Proteste und Kriegsdienstverweigerung
Als Britten Anfang April 1969 mit der Komposition der neuen Oper beginnt, tobt der Krieg in Vietnam. Die Proteste in aller Welt nehmen zu. Tausende von amerikanischen Soldaten desertieren, ignorieren ihre Einberufungsbefehle, flüchten nach Kanada oder gehen den dornigen Weg der Kriegsdienstverweigerung. Britten konzipierte "Owen Wingrave" sowohl als Fernseh- wie auch als Bühnenstück; die Verfilmung ging der Bühnenpremiere in London voraus und wurde 1971 erstmals ausgestrahlt. Die Kammerfassung von David Matthews wurde 2007 im Linbury Theatre des Royal Opera House Covent Garden, London, uraufgeführt. Nicola Raab, die bereits mehrmals mit großem Erfolg an der Wiener Kammeroper inszenierte (erinnert sei nur an "Moskau, Moskau" von Dimitri Schostakowitsch), kehrt an das Haus am Fleischmarkt zurück, die musikalische Leitung liegt in den Händen von Daniel Hoyem-Cavazza.
Literaturvorlage von Henry James
Die Regisseurin zum Stück: "Henry James' Kurzgeschichte erwies sich für Britten als ideale Vorlage, seinen pazifistischen Ansichten auch in Form eines Bühnenwerkes Ausdruck zu verleihen. Trotzdem hatte Britten von jeher Zweifel an der Machbarkeit und Wirksamkeit des Mediums Oper durch Kamera und Fernsehen. Und in der Tat blieb 'Owen Wingrave', sei es auf der Bühne oder als TV–Remake, ein 'Siegeszug', wie ihn andere Werke Brittens erfahren haben, verwehrt. Seine versteckten Qualitäten zu entdecken, neue hinzuzufügen und ans Licht zu bringen in der Konzentration des Raumes und der Mittel, soll Aufgabe der Aufführung an der Wiener Kammeroper sein." (pt; Fotos: Holger Beck, Christian Husor)
Live-Tipp:
Owen Wingrave von Benjamin Britten
Premiere: 23. Mai 2009
Wiener Kammeroper
Fleischmarkt 24, 1010 Wien
Von und mit:
Daniel Hoyem-Cavazza (Musikalische Leitung)

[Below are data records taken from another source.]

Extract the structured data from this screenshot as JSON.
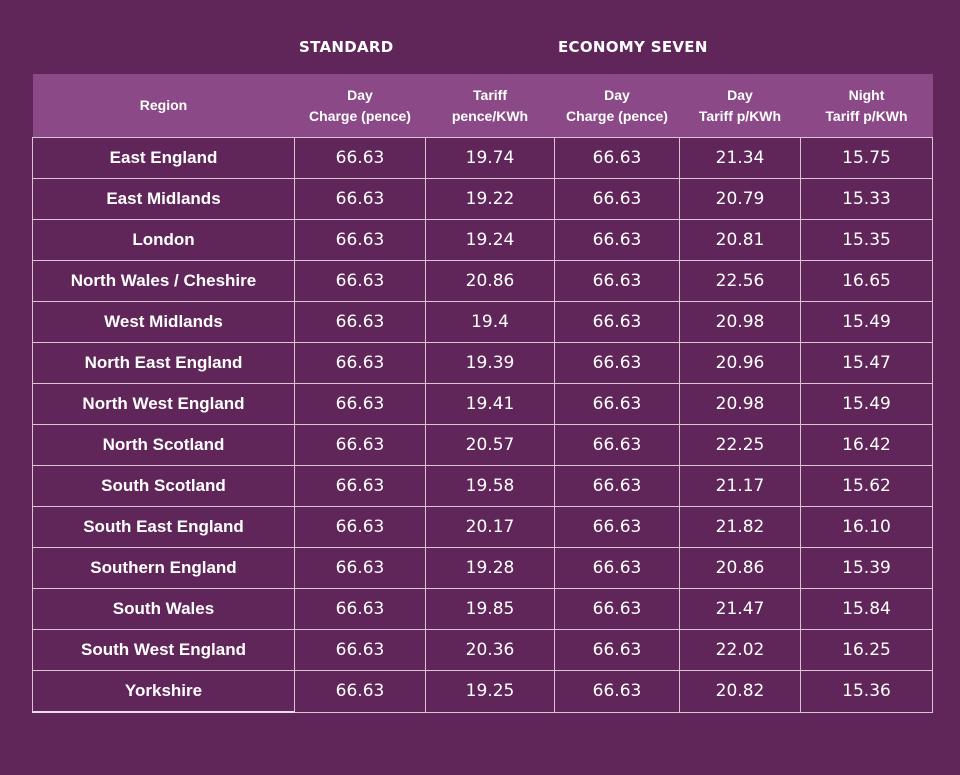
{
  "groups": {
    "standard": "STANDARD",
    "economy": "ECONOMY SEVEN"
  },
  "headers": {
    "region": "Region",
    "std_day": [
      "Day",
      "Charge (pence)"
    ],
    "std_tariff": [
      "Tariff",
      "pence/KWh"
    ],
    "e7_day": [
      "Day",
      "Charge (pence)"
    ],
    "e7_day_tariff": [
      "Day",
      "Tariff p/KWh"
    ],
    "e7_night_tariff": [
      "Night",
      "Tariff p/KWh"
    ]
  },
  "rows": [
    [
      "East England",
      "66.63",
      "19.74",
      "66.63",
      "21.34",
      "15.75"
    ],
    [
      "East Midlands",
      "66.63",
      "19.22",
      "66.63",
      "20.79",
      "15.33"
    ],
    [
      "London",
      "66.63",
      "19.24",
      "66.63",
      "20.81",
      "15.35"
    ],
    [
      "North Wales / Cheshire",
      "66.63",
      "20.86",
      "66.63",
      "22.56",
      "16.65"
    ],
    [
      "West Midlands",
      "66.63",
      "19.4",
      "66.63",
      "20.98",
      "15.49"
    ],
    [
      "North East England",
      "66.63",
      "19.39",
      "66.63",
      "20.96",
      "15.47"
    ],
    [
      "North West England",
      "66.63",
      "19.41",
      "66.63",
      "20.98",
      "15.49"
    ],
    [
      "North Scotland",
      "66.63",
      "20.57",
      "66.63",
      "22.25",
      "16.42"
    ],
    [
      "South Scotland",
      "66.63",
      "19.58",
      "66.63",
      "21.17",
      "15.62"
    ],
    [
      "South East England",
      "66.63",
      "20.17",
      "66.63",
      "21.82",
      "16.10"
    ],
    [
      "Southern England",
      "66.63",
      "19.28",
      "66.63",
      "20.86",
      "15.39"
    ],
    [
      "South Wales",
      "66.63",
      "19.85",
      "66.63",
      "21.47",
      "15.84"
    ],
    [
      "South West England",
      "66.63",
      "20.36",
      "66.63",
      "22.02",
      "16.25"
    ],
    [
      "Yorkshire",
      "66.63",
      "19.25",
      "66.63",
      "20.82",
      "15.36"
    ]
  ],
  "colors": {
    "background": "#602659",
    "header": "#8b4a87",
    "text": "#ffffff"
  }
}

Nicola Raab (Inszenierung)
Anne Marie Legenstein (Ausstattung)
Michael Hofer (Lichtdesign)
Brian Galliford (Narrator)
Andrew Ashwin (Owen Wingrave)
Craig Smith (Spencer Coyle)
Paul Schweinester (Lechmere)
Ewa Biegas (Mrs Wingrave)
Rika Shiratsuchi (Mrs Coyle)
Ingrid Habermann (Mrs Julian)
Astrid Hofer (Kate)
Brian Galliford (General Sir Philip Wingrave)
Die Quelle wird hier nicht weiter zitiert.